FIG. 1 is a block diagram of a maximum likelihood receiver according to an embodiment of the present invention. FIG. 2 is a diagram showing a trellis representing a change in φ (t). FIG. 3 is a diagram showing a trellis of an envelope represented by I (t) = cos φ (t). FIG. 4 is a diagram showing an example of a degenerated path. FIG. 5 is a diagram showing error rate characteristics of the receiver of the present embodiment and the conventional receiver. FIG. 6 is a block diagram of a first conventional maximum likelihood receiver.

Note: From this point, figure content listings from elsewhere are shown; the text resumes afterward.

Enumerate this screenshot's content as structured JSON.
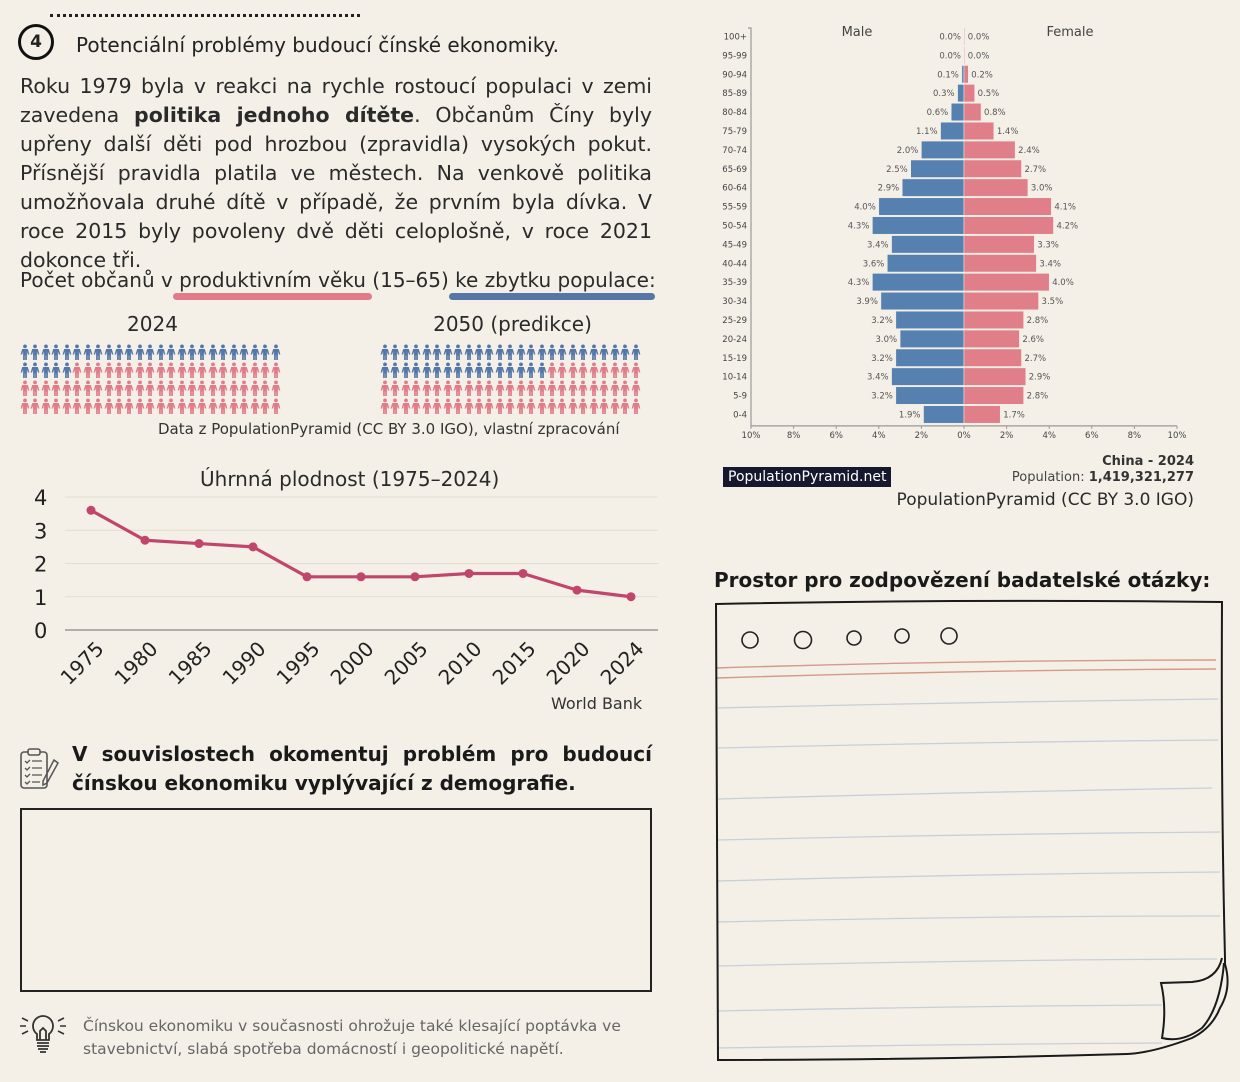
{
  "section": {
    "number": "4",
    "title": "Potenciální problémy budoucí čínské ekonomiky."
  },
  "intro": {
    "before_bold": "Roku 1979 byla v reakci na rychle rostoucí populaci v zemi zavedena ",
    "bold": "politika jednoho dítěte",
    "after_bold": ". Občanům Číny byly upřeny další děti pod hrozbou (zpravidla) vysokých pokut. Přísnější pravidla platila ve městech. Na venkově politika umožňovala druhé dítě v případě, že prvním byla dívka. V roce 2015 byly povoleny dvě děti celoplošně, v roce 2021 dokonce tři."
  },
  "ratio": {
    "heading_part1": "Počet občanů v ",
    "heading_pink": "produktivním věku",
    "heading_part2": " (15–65) ",
    "heading_blue": "ke zbytku populace",
    "heading_part3": ":",
    "colors": {
      "productive": "#e07b89",
      "rest": "#5477a8"
    },
    "panels": [
      {
        "title": "2024",
        "rest_count": 30,
        "productive_count": 70
      },
      {
        "title": "2050 (predikce)",
        "rest_count": 41,
        "productive_count": 59
      }
    ],
    "credit": "Data z PopulationPyramid (CC BY 3.0 IGO), vlastní zpracování"
  },
  "chart_data": [
    {
      "type": "line",
      "title": "Úhrnná plodnost (1975–2024)",
      "xlabel": "",
      "ylabel": "",
      "x": [
        "1975",
        "1980",
        "1985",
        "1990",
        "1995",
        "2000",
        "2005",
        "2010",
        "2015",
        "2020",
        "2024"
      ],
      "series": [
        {
          "name": "Úhrnná plodnost",
          "values": [
            3.6,
            2.7,
            2.6,
            2.5,
            1.6,
            1.6,
            1.6,
            1.7,
            1.7,
            1.2,
            1.0
          ],
          "color": "#c2456a"
        }
      ],
      "ylim": [
        0,
        4
      ],
      "yticks": [
        "0",
        "1",
        "2",
        "3",
        "4"
      ],
      "grid": true,
      "source": "World Bank"
    },
    {
      "type": "bar",
      "subtype": "population-pyramid",
      "title": "China - 2024",
      "categories": [
        "100+",
        "95-99",
        "90-94",
        "85-89",
        "80-84",
        "75-79",
        "70-74",
        "65-69",
        "60-64",
        "55-59",
        "50-54",
        "45-49",
        "40-44",
        "35-39",
        "30-34",
        "25-29",
        "20-24",
        "15-19",
        "10-14",
        "5-9",
        "0-4"
      ],
      "series": [
        {
          "name": "Male",
          "color": "#5680b0",
          "values": [
            0.0,
            0.0,
            0.1,
            0.3,
            0.6,
            1.1,
            2.0,
            2.5,
            2.9,
            4.0,
            4.3,
            3.4,
            3.6,
            4.3,
            3.9,
            3.2,
            3.0,
            3.2,
            3.4,
            3.2,
            1.9
          ]
        },
        {
          "name": "Female",
          "color": "#e07e89",
          "values": [
            0.0,
            0.0,
            0.2,
            0.5,
            0.8,
            1.4,
            2.4,
            2.7,
            3.0,
            4.1,
            4.2,
            3.3,
            3.4,
            4.0,
            3.5,
            2.8,
            2.6,
            2.7,
            2.9,
            2.8,
            1.7
          ]
        }
      ],
      "value_labels": {
        "male": [
          "0.0%",
          "0.0%",
          "0.1%",
          "0.3%",
          "0.6%",
          "1.1%",
          "2.0%",
          "2.5%",
          "2.9%",
          "4.0%",
          "4.3%",
          "3.4%",
          "3.6%",
          "4.3%",
          "3.9%",
          "3.2%",
          "3.0%",
          "3.2%",
          "3.4%",
          "3.2%",
          "1.9%"
        ],
        "female": [
          "0.0%",
          "0.0%",
          "0.2%",
          "0.5%",
          "0.8%",
          "1.4%",
          "2.4%",
          "2.7%",
          "3.0%",
          "4.1%",
          "4.2%",
          "3.3%",
          "3.4%",
          "4.0%",
          "3.5%",
          "2.8%",
          "2.6%",
          "2.7%",
          "2.9%",
          "2.8%",
          "1.7%"
        ]
      },
      "xticks": [
        "10%",
        "8%",
        "6%",
        "4%",
        "2%",
        "0%",
        "2%",
        "4%",
        "6%",
        "8%",
        "10%"
      ],
      "xlim": [
        -10,
        10
      ],
      "population_label": "Population:",
      "population": "1,419,321,277",
      "badge": "PopulationPyramid.net",
      "credit": "PopulationPyramid (CC BY 3.0 IGO)"
    }
  ],
  "task": {
    "text": "V souvislostech okomentuj problém pro budoucí čínskou ekonomiku vyplývající z demografie.",
    "answer_value": ""
  },
  "tip": {
    "text": "Čínskou ekonomiku v současnosti  ohrožuje také klesající poptávka ve stavebnictví, slabá spotřeba domácností i geopolitické napětí."
  },
  "notebook": {
    "title": "Prostor pro zodpovězení badatelské otázky:",
    "answer_value": ""
  }
}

FIG. 7 is a block diagram of a second conventional maximum likelihood receiver. 1 ... Input terminal, 2 ... Correlator for component extraction, 3 ... Basic waveform generator, 4 ... Basic waveform correlator, 5 ... Correlation memory, 6 ... Degenerate path memory, 7 ... Distance calculation Vessel, 8 ...
... A state determiner, 9... A state transition memory, 10.
11 ... output terminal, 61 ... matched filter, 62, 62-1 to 62
-5 ... sampling circuit, 63 ... maximum likelihood code sequence estimator, 71-
1-71-5: multiplier; 72-1 to 72-5: integrator.

 ────────────────────────────────────────────────── ─── Continuation of front page (56) References Technical report of IEICE, Vol. 88, No. 40, p. 7-12 Proceedings of the 1988 IEICE Spring Conference, [Volume B-1], p. 1-476

Claims (2)

(57) [Claims] 1. A fundamental wave generating means for generating a fundamental wave corresponding to a modulated wave of a received digital signal; a correlating means for obtaining a correlation between the fundamental wave generated by the means and the received digital signal; A maximum likelihood code sequence estimating means for obtaining a maximum likelihood code sequence for the output, wherein the fundamental wave generating means detects a component of a specific code sequence included in the received digital signal, and A maximum likelihood receiver comprising: means (2) for obtaining a delay component included; and means (3) for generating a fundamental wave corresponding to each of the delay components. 2. A maximum likelihood code sequence estimating means, comprising: a correlation memory (5) for storing an output of the correlating means over a predetermined time slot; and a state up to a plurality of current states estimated on the receiving side. A state transition memory (9) for storing transition history data, a relation between a plurality of degenerate paths that extract a relative relation between state transition histories, and inner product values of signal waveforms of respective time slots in each path; And a degenerate path memory (6) for storing the relationship between the next degenerate path that is continuous with one degenerate path; storage contents of the correlation memory; output of means for obtaining a delay component; A distance calculator (7) for calculating a signal spatial distance in a time slot to a next state continuous with a plurality of current states based on the stored contents and the stored contents of the degenerated path memory; And a means for outputting a code of a code sequence corresponding to a state history of a state having the smallest cumulative signal spatial distance of a plurality of determined current states. Item 2. The maximum likelihood receiver according to Item 1.